While there is no required textbook for the class, I will post readings (or assign them as homework) from mostly open and online resources.

In addition you may find the following books useful supplements:

Evaluation of Student Performance

Your final grade will be a weighted combination of homework (50%), a project (40%) and class participation (10%).

Homework (50%): Weekly homework will be released on the class website on Fridays and due the following Thursday at midnight. You may discuss ideas with other students, but you must write up your homework without assistance and on your own. Late homework will not be accepted without prior arrangement with the instructor. Your lowest homework score will be dropped.

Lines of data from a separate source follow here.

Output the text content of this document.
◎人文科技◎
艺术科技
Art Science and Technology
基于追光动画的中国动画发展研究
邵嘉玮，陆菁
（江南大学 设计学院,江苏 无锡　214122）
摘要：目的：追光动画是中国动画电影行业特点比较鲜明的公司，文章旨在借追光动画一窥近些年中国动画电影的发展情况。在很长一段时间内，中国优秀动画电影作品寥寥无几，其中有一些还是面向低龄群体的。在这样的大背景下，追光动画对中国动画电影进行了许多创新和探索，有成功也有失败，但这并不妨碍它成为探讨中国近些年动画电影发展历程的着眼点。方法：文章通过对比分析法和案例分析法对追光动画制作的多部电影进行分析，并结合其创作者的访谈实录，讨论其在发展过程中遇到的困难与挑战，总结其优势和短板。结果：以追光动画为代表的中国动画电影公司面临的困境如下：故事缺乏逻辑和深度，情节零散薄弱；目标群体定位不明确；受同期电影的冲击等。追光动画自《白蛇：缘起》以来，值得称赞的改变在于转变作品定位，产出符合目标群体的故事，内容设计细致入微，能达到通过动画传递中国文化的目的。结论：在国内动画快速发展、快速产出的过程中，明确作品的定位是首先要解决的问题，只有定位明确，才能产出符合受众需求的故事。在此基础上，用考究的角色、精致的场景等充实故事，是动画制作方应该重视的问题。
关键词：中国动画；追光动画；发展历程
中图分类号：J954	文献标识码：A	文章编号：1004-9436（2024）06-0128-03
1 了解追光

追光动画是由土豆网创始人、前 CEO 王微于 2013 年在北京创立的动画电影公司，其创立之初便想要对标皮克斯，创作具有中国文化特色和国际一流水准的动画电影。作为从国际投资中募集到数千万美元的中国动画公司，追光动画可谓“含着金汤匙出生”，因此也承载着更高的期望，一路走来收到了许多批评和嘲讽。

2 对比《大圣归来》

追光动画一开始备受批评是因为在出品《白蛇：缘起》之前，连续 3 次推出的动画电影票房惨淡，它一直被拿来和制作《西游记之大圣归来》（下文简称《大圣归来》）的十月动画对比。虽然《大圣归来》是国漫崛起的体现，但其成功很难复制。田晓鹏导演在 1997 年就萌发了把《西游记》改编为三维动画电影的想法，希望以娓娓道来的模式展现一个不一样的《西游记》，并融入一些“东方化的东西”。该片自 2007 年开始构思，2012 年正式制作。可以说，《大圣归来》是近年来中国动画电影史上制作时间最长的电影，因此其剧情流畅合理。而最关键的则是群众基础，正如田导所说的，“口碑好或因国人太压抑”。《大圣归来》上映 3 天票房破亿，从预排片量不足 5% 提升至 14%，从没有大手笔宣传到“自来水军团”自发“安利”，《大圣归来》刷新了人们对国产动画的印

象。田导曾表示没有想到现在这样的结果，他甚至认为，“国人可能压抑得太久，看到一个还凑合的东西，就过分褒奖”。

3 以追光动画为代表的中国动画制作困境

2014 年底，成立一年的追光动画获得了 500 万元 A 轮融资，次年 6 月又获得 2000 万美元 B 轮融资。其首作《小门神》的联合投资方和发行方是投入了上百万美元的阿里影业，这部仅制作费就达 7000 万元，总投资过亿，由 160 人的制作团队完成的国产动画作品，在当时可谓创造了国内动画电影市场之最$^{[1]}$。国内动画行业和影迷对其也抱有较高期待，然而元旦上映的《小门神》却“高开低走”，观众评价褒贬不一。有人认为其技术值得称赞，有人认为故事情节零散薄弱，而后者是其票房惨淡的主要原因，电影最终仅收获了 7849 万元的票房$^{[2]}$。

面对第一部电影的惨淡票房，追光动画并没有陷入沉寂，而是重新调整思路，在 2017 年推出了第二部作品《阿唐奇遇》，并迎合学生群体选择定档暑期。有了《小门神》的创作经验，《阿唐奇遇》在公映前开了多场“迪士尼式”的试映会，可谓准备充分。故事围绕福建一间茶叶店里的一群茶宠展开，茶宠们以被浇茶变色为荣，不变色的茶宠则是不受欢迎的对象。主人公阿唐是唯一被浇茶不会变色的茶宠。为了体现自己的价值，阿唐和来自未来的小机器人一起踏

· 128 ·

Project (40%): You will undertake an individual project that includes a substantial component of statistical computing. The final deliverable will include a written report, a github repository and (optionally for ST5441 students) an oral presentation. Incremental deadlines will occur throughout the quarter to help you make consistent progress.

Class participation (10%): Particpation will be assessed based on three components: attendance, preparation and contribution. A perfect participation score comes from showing up to lecture on-time (or letting me know you can’t make it and how you plan to catch up), having completed any required pre-lecture activities (e.g. readings or computing tasks) and actively contributing to small group activities in class.

Grading Scale

Letter grades will be assigned according to the following scheme:

Percent Grade
95 – 100 A
88 – 94.9 A-
80 – 87.9 B+
75 – 79.9 B
70 – 74.9 B-
65 – 69.9 C+
60 – 64.9 C
55 – 59.9 C-
45 – 54.9 D
0 – 45 F

Student Conduct

Students are expected to be honest and ethical in their academic work. Please read the full text of the University Student Conduct Code at http://studentlife.oregonstate.edu/code to understand what constitutes academic dishonesty under OSU policy. Any incidents of academic dishonesty will be dealt with as outlined in the University’s Academic Regulations.

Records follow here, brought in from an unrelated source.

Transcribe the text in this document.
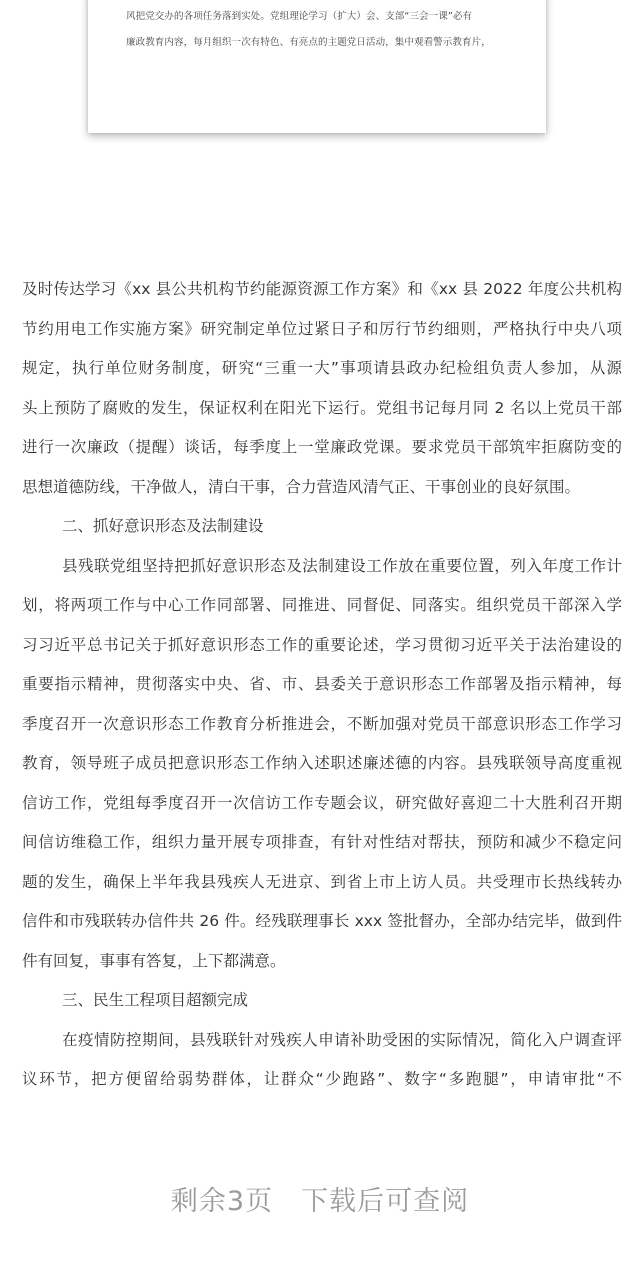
风把党交办的各项任务落到实处。党组理论学习（扩大）会、支部“三会一课”必有
廉政教育内容，每月组织一次有特色、有亮点的主题党日活动，集中观看警示教育片，

及时传达学习《xx 县公共机构节约能源资源工作方案》和《xx 县 2022 年度公共机构

节约用电工作实施方案》研究制定单位过紧日子和厉行节约细则，严格执行中央八项

规定，执行单位财务制度，研究“三重一大”事项请县政办纪检组负责人参加，从源

头上预防了腐败的发生，保证权利在阳光下运行。党组书记每月同 2 名以上党员干部

进行一次廉政（提醒）谈话，每季度上一堂廉政党课。要求党员干部筑牢拒腐防变的

思想道德防线，干净做人，清白干事，合力营造风清气正、干事创业的良好氛围。

二、抓好意识形态及法制建设

县残联党组坚持把抓好意识形态及法制建设工作放在重要位置，列入年度工作计

划，将两项工作与中心工作同部署、同推进、同督促、同落实。组织党员干部深入学

习习近平总书记关于抓好意识形态工作的重要论述，学习贯彻习近平关于法治建设的

重要指示精神，贯彻落实中央、省、市、县委关于意识形态工作部署及指示精神，每

季度召开一次意识形态工作教育分析推进会，不断加强对党员干部意识形态工作学习

教育，领导班子成员把意识形态工作纳入述职述廉述德的内容。县残联领导高度重视

信访工作，党组每季度召开一次信访工作专题会议，研究做好喜迎二十大胜利召开期

间信访维稳工作，组织力量开展专项排查，有针对性结对帮扶，预防和减少不稳定问

题的发生，确保上半年我县残疾人无进京、到省上市上访人员。共受理市长热线转办

信件和市残联转办信件共 26 件。经残联理事长 xxx 签批督办，全部办结完毕，做到件

件有回复，事事有答复，上下都满意。

三、民生工程项目超额完成

在疫情防控期间，县残联针对残疾人申请补助受困的实际情况，简化入户调查评

议环节，把方便留给弱势群体，让群众“少跑路”、数字“多跑腿”，申请审批“不

剩余3页 下载后可查阅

The Student Conduct Code defines academic dishonesty as:

Any action that misrepresents a student or group’s work, knowledge, or achievement, provides a potential or actual inequitable advantage, or compromises the integrity of the educational process.

Examples include, but are not limited to, the following:

Statement Regarding Students with Disabilities

Accommodations for students with disabilities are determined and approved by Disability Access Services (DAS). If you, as a student, believe you are eligible for accommodations but have not obtained approval please contact DAS immediately at 541-737-4098 or at http://ds.oregonstate.edu. DAS notifies students and faculty members of approved academic accommodations and coordinates implementation of those accommodations. While not required, students and faculty members are encouraged to discuss details of the implementation of individual accommodations.